La question qu'on se posait dans ce chapitre est celle de
savoir pourquoi les Tutsi sont-ils appelés banyarwanda alors que le
kinyarwanda est bien connu comme la langue bantoue et que les Bantu du Rwanda
sont les Hutu qui, comme nous le savons, s'expriment en leur langue qui est
comme toutes les autres langues bantoues, correspondante de leur ethnonyme. Et
l'on a, au cas sous examen, le kihutu comme langue bantoue qui est
parlée au Rwanda, et que le mythe dissimile sous une appellation
savante : kinyarwanda.
Nous avons vu qu'il n'y a aucun idiome qui vienne des Tutsi.
De kihutu, les Watutsi ont bien voulu s'identifier et, avec la force de
l'histoire, ils ont réussi à réunifier tous les petits
royaumes des Hutu en un seul et unique Rwanda, comme le clame le poète.
Le royaume des Banyarwanda renferme alors une chaine d'or cyclique de l'octave
dans les poèmes dynastiques : Roi (1), Dieu (2), Race (3), Archer
(4), Vaches (5), Guerre (6), Pluie (7) et (Roi 8). Cette force de
l'identité du roi à son royaume identifie en même temps la
royauté et le kinyarwanda parce que le mythe rapporte que Kanyarwanda
est l'ancêtre de tous les Banyarwanda, Hutu, Twa et Tutsi.

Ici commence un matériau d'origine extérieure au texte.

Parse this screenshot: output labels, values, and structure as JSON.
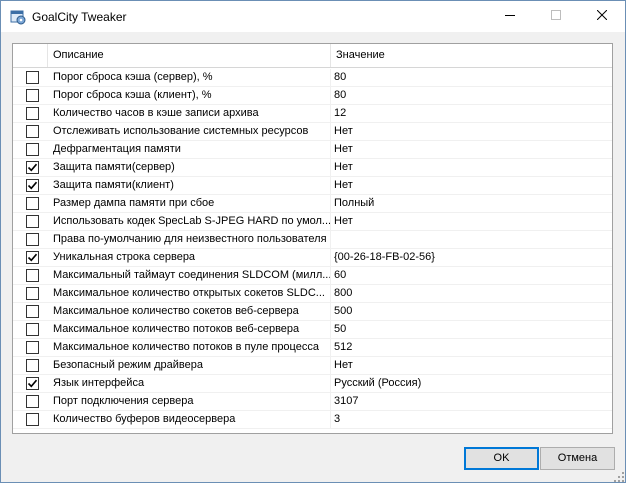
{
  "window": {
    "title": "GoalCity Tweaker"
  },
  "icons": {
    "app": "app-icon",
    "minimize": "minimize-icon",
    "maximize": "maximize-icon",
    "close": "close-icon",
    "check": "checkmark-icon"
  },
  "grid": {
    "header_desc": "Описание",
    "header_value": "Значение",
    "rows": [
      {
        "checked": false,
        "desc": "Порог сброса кэша (сервер), %",
        "value": "80"
      },
      {
        "checked": false,
        "desc": "Порог сброса кэша (клиент), %",
        "value": "80"
      },
      {
        "checked": false,
        "desc": "Количество часов в кэше записи архива",
        "value": "12"
      },
      {
        "checked": false,
        "desc": "Отслеживать использование системных ресурсов",
        "value": "Нет"
      },
      {
        "checked": false,
        "desc": "Дефрагментация памяти",
        "value": "Нет"
      },
      {
        "checked": true,
        "desc": "Защита памяти(сервер)",
        "value": "Нет"
      },
      {
        "checked": true,
        "desc": "Защита памяти(клиент)",
        "value": "Нет"
      },
      {
        "checked": false,
        "desc": "Размер дампа памяти при сбое",
        "value": "Полный"
      },
      {
        "checked": false,
        "desc": "Использовать кодек SpecLab S-JPEG HARD по умол...",
        "value": "Нет"
      },
      {
        "checked": false,
        "desc": "Права по-умолчанию для неизвестного пользователя",
        "value": ""
      },
      {
        "checked": true,
        "desc": "Уникальная строка сервера",
        "value": "{00-26-18-FB-02-56}"
      },
      {
        "checked": false,
        "desc": "Максимальный таймаут соединения SLDCOM (милл...",
        "value": "60"
      },
      {
        "checked": false,
        "desc": "Максимальное количество открытых сокетов SLDC...",
        "value": "800"
      },
      {
        "checked": false,
        "desc": "Максимальное количество сокетов веб-сервера",
        "value": "500"
      },
      {
        "checked": false,
        "desc": "Максимальное количество потоков веб-сервера",
        "value": "50"
      },
      {
        "checked": false,
        "desc": "Максимальное количество потоков в пуле процесса",
        "value": "512"
      },
      {
        "checked": false,
        "desc": "Безопасный режим драйвера",
        "value": "Нет"
      },
      {
        "checked": true,
        "desc": "Язык интерфейса",
        "value": "Русский (Россия)"
      },
      {
        "checked": false,
        "desc": "Порт подключения сервера",
        "value": "3107"
      },
      {
        "checked": false,
        "desc": "Количество буферов видеосервера",
        "value": "3"
      }
    ]
  },
  "buttons": {
    "ok": "OK",
    "cancel": "Отмена"
  },
  "colors": {
    "accent": "#0078d7",
    "window_border": "#6b8fb5",
    "background": "#f0f0f0"
  }
}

L'analyse de Mutuza donne une nouvelle identité au
Tutsi à cause de leur bovidé-latrie. Ce culte de la vache enclot
le champ de conscience ethnique et les valeurs morales de Tutsi qui se
consolent d'avoir un ancêtre mythique né d'une ethnie fictive et
dont la réalité et la vérité les font
dépendre de la langue de Hutu. C'est d'ailleurs la loi de l'imitation.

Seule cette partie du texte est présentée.